We all seem to be quite taken with HTMX as a tool in our Django projects. There are a number of talks here at DjangoCon Europe on it as there were last fall at DjangoCon US.
I’m wondering if there are any known issues around it in the community? Especially at scale? I’ve not heard of any but surely there are some creeping around somewhere?
I think it’s hard for there to be django-specific security issues. htmx makes requests to your server for HTML, so there’s the usual requirements for permissions checks, but you always need that when exposing data.
Several times users have suggested that django-htmx add a “htmx only” decorator for views to deny requests that don’t have the
HX-Request header set. I have closed these suggestions because I think it’s at best unnecessary. Relying on blocking requests without that header may lead to laxer security standards.
As for performance, the Django Template Language is known to be relatively slow, so switching to Jinja2 would help. @orf did some benchmarks 10 years ago, and whilst there have been lots of optimizations in both libraries and Python itself, I think the gap is still there.
I found this some days ago and i wonder, if this is true.

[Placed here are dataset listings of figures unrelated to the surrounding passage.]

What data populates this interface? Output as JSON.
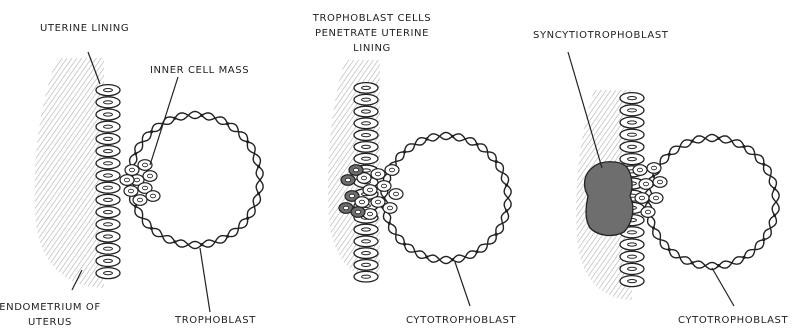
{
  "labels": {
    "uterine_lining": "UTERINE LINING",
    "inner_cell_mass": "INNER CELL MASS",
    "endometrium_line1": "ENDOMETRIUM OF",
    "endometrium_line2": "UTERUS",
    "trophoblast": "TROPHOBLAST",
    "penetrate_line1": "TROPHOBLAST CELLS",
    "penetrate_line2": "PENETRATE UTERINE",
    "penetrate_line3": "LINING",
    "cytotrophoblast_mid": "CYTOTROPHOBLAST",
    "syncytiotrophoblast": "SYNCYTIOTROPHOBLAST",
    "cytotrophoblast_right": "CYTOTROPHOBLAST"
  },
  "colors": {
    "ink": "#222222",
    "shading": "#9a9a9a",
    "dark_cells": "#6e6e6e"
  }
}
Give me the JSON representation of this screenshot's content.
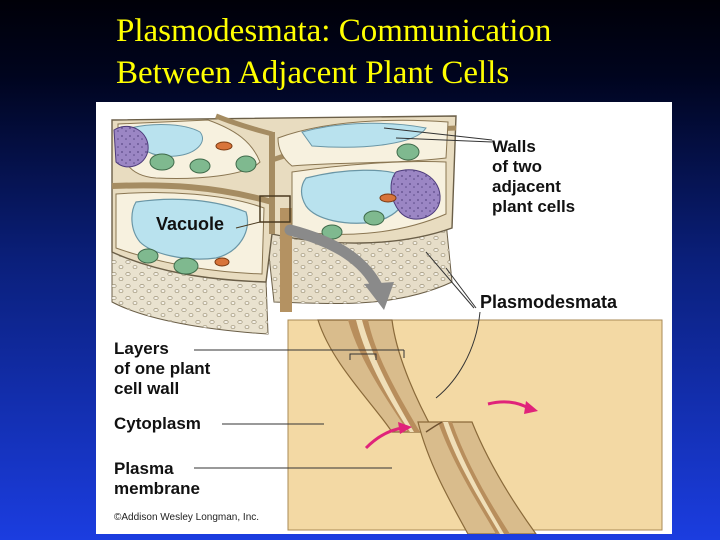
{
  "slide": {
    "title_line1": "Plasmodesmata:  Communication",
    "title_line2": "Between Adjacent Plant Cells",
    "title_color": "#ffff00",
    "background_color": "#1b3de0"
  },
  "figure": {
    "labels": {
      "walls_line1": "Walls",
      "walls_line2": "of two",
      "walls_line3": "adjacent",
      "walls_line4": "plant cells",
      "vacuole": "Vacuole",
      "plasmodesmata": "Plasmodesmata",
      "layers_line1": "Layers",
      "layers_line2": "of one plant",
      "layers_line3": "cell wall",
      "cytoplasm": "Cytoplasm",
      "plasma_line1": "Plasma",
      "plasma_line2": "membrane"
    },
    "credit": "©Addison Wesley Longman, Inc.",
    "colors": {
      "vacuole": "#b9e2ee",
      "nucleus": "#9b86c4",
      "chloroplast": "#7fb98f",
      "mitochondrion": "#d8743a",
      "cell_wall": "#e8dcc0",
      "wall_layer": "#c9a67a",
      "flow_arrow": "#e0237a",
      "zoom_arrow": "#8a8a8a"
    }
  }
}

However, if so, what can be done do make htmx more secure, or is there a workaround by Django to ensure a secure web application?
HTMX not secure
Did you actually watch and listen to the entire video?

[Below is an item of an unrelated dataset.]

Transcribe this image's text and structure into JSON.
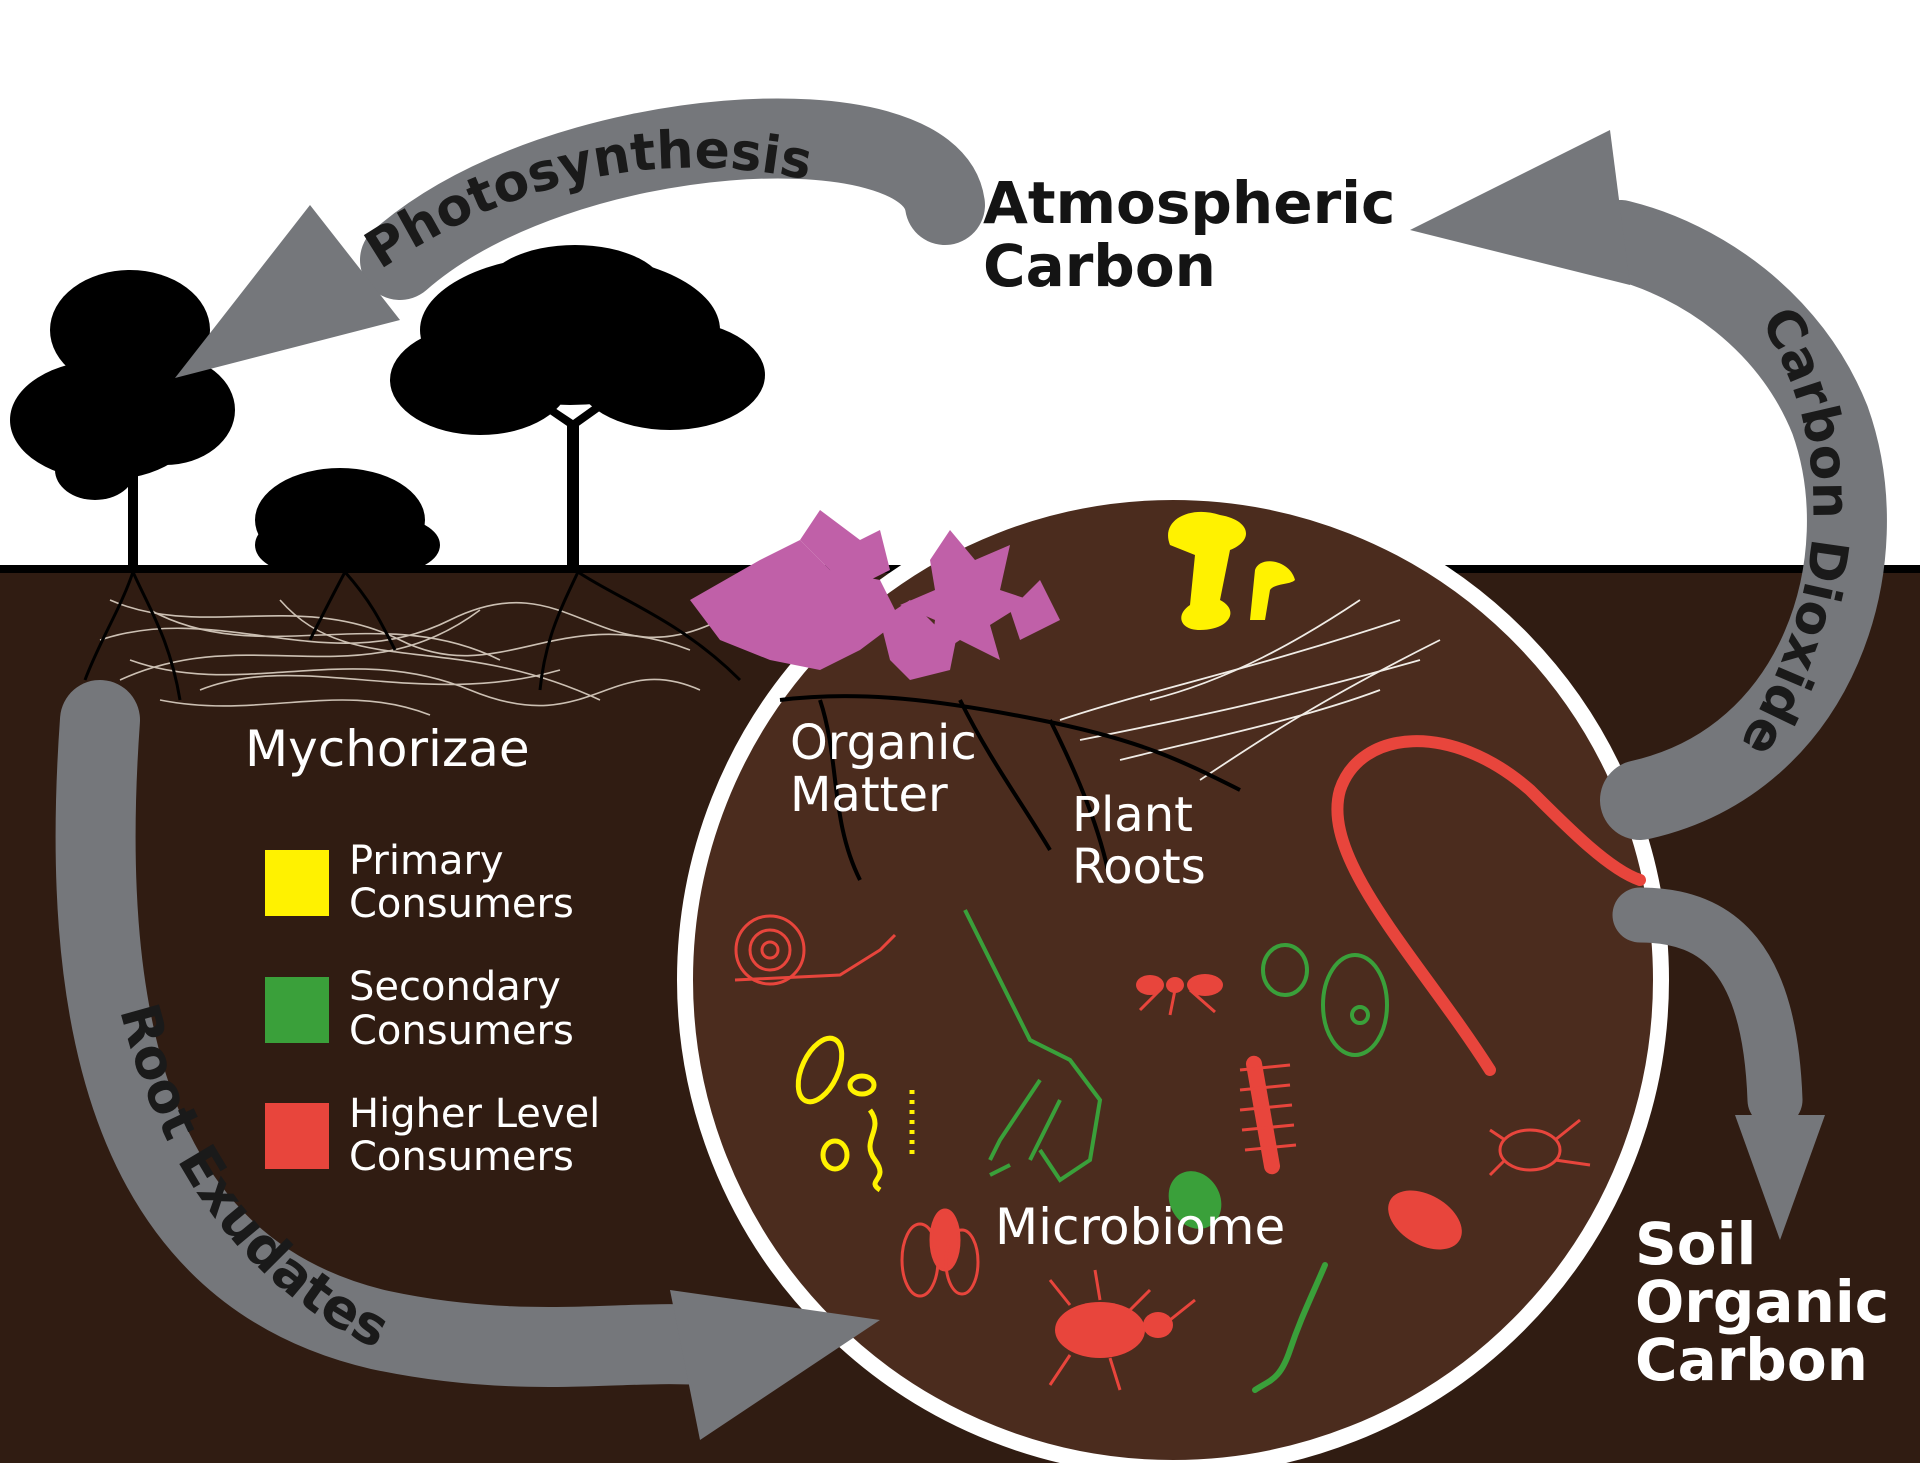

Yes, if your server is compromised or you serve untrusted or unvalidated html via HTMX, you can subject your users to XSS attacks.
How is that any different from any other platform or web framework?

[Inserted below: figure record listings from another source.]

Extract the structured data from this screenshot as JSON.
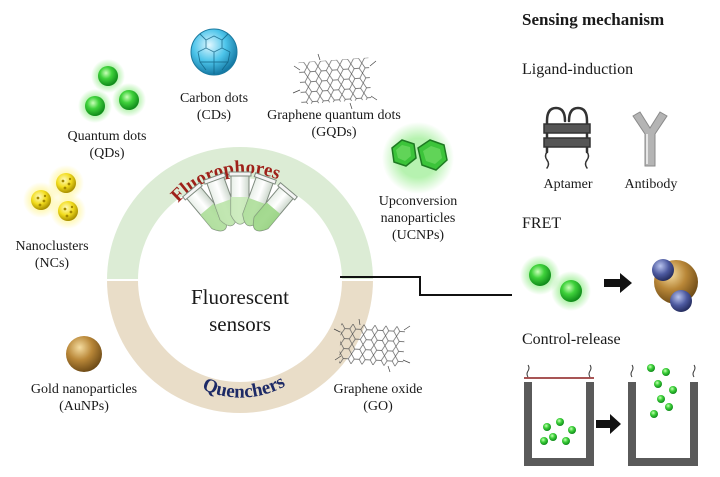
{
  "center": {
    "line1": "Fluorescent",
    "line2": "sensors",
    "top_arc": "Fluorophores",
    "bottom_arc": "Quenchers",
    "colors": {
      "top": "#dcecd5",
      "bottom": "#e9ddc8",
      "top_arc_text": "#9e2019",
      "bottom_arc_text": "#1d2a66"
    }
  },
  "materials": [
    {
      "name": "Carbon dots",
      "abbr": "(CDs)",
      "icon": "carbon-dot-sphere"
    },
    {
      "name": "Graphene quantum dots",
      "abbr": "(GQDs)",
      "icon": "graphene-lattice"
    },
    {
      "name": "Quantum dots",
      "abbr": "(QDs)",
      "icon": "green-spheres"
    },
    {
      "name": "Upconversion",
      "name2": "nanoparticles",
      "abbr": "(UCNPs)",
      "icon": "green-hexagons"
    },
    {
      "name": "Nanoclusters",
      "abbr": "(NCs)",
      "icon": "yellow-clusters"
    },
    {
      "name": "Gold nanoparticles",
      "abbr": "(AuNPs)",
      "icon": "gold-sphere"
    },
    {
      "name": "Graphene oxide",
      "abbr": "(GO)",
      "icon": "graphene-lattice"
    }
  ],
  "mechanism": {
    "title": "Sensing mechanism",
    "ligand": {
      "title": "Ligand-induction",
      "aptamer": "Aptamer",
      "antibody": "Antibody"
    },
    "fret": {
      "title": "FRET"
    },
    "control": {
      "title": "Control-release"
    }
  }
}
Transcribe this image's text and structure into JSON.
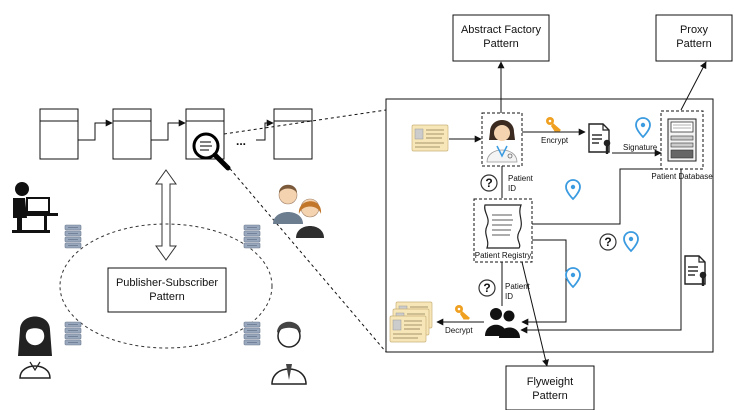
{
  "labels": {
    "abstract_factory_line1": "Abstract Factory",
    "abstract_factory_line2": "Pattern",
    "proxy_line1": "Proxy",
    "proxy_line2": "Pattern",
    "flyweight_line1": "Flyweight",
    "flyweight_line2": "Pattern",
    "pubsub_line1": "Publisher-Subscriber",
    "pubsub_line2": "Pattern",
    "encrypt": "Encrypt",
    "decrypt": "Decrypt",
    "signature": "Signature",
    "patient_database": "Patient Database",
    "patient_registry": "Patient Registry",
    "patient_id_upper_1": "Patient",
    "patient_id_upper_2": "ID",
    "patient_id_lower_1": "Patient",
    "patient_id_lower_2": "ID",
    "ellipsis": "...",
    "question_mark": "?"
  },
  "colors": {
    "line": "#111111",
    "key": "#f0a020",
    "pin": "#3b9be0",
    "card": "#f7e6b8",
    "server": "#9aa8bd",
    "magnifier": "#000000"
  },
  "icons": [
    "user-desk-icon",
    "doctor-icon",
    "patients-couple-icon",
    "woman-avatar-icon",
    "man-avatar-icon",
    "server-icon",
    "patient-card-icon",
    "key-icon",
    "document-key-icon",
    "location-pin-icon",
    "question-circle-icon",
    "patient-database-icon",
    "patient-registry-scroll-icon",
    "group-icon",
    "magnifier-icon"
  ]
}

You always need to validate or sanitize input supplied from the browser. You must never directly serve data supplied from a user to another user.
Django actually inhibits these types of attacks by escaping html-special characters by default. You have to disable those filters in order for user-supplied data to be rendered as html.
Thank you for your reply. Obviously i did not understand all. So it is great to have your explanation.
That means, i could use htmx in my Django projects, right? Sounds good.
I do - it has been a game-changer for me. I’ve done some things with HTMX, Django, and Channels that I have never successfully implemented before.
Excelent. So i will start to learn. Although it is “just” a hobby for me, i really enjoy working on my django project.
I’m curious as well. I’ve disabled eval, see htmx config. Not sure if there are other measures one could take.
From the docs at Security
You should, of course, escape all 3rd party untrusted content that is injected into your site to prevent, among other issues, XSS attacks.
What this translates to in Django terms is that any user-supplied data should either be rendered as part of a template, or passed through the
escape function before being sent back out.
If you do that with all data that doesn’t originate from a known source, you’ll be ok from that perspective.
But this isn’t specific to HTMX - this is something that should be done for all processes returning untrusted data to browsers.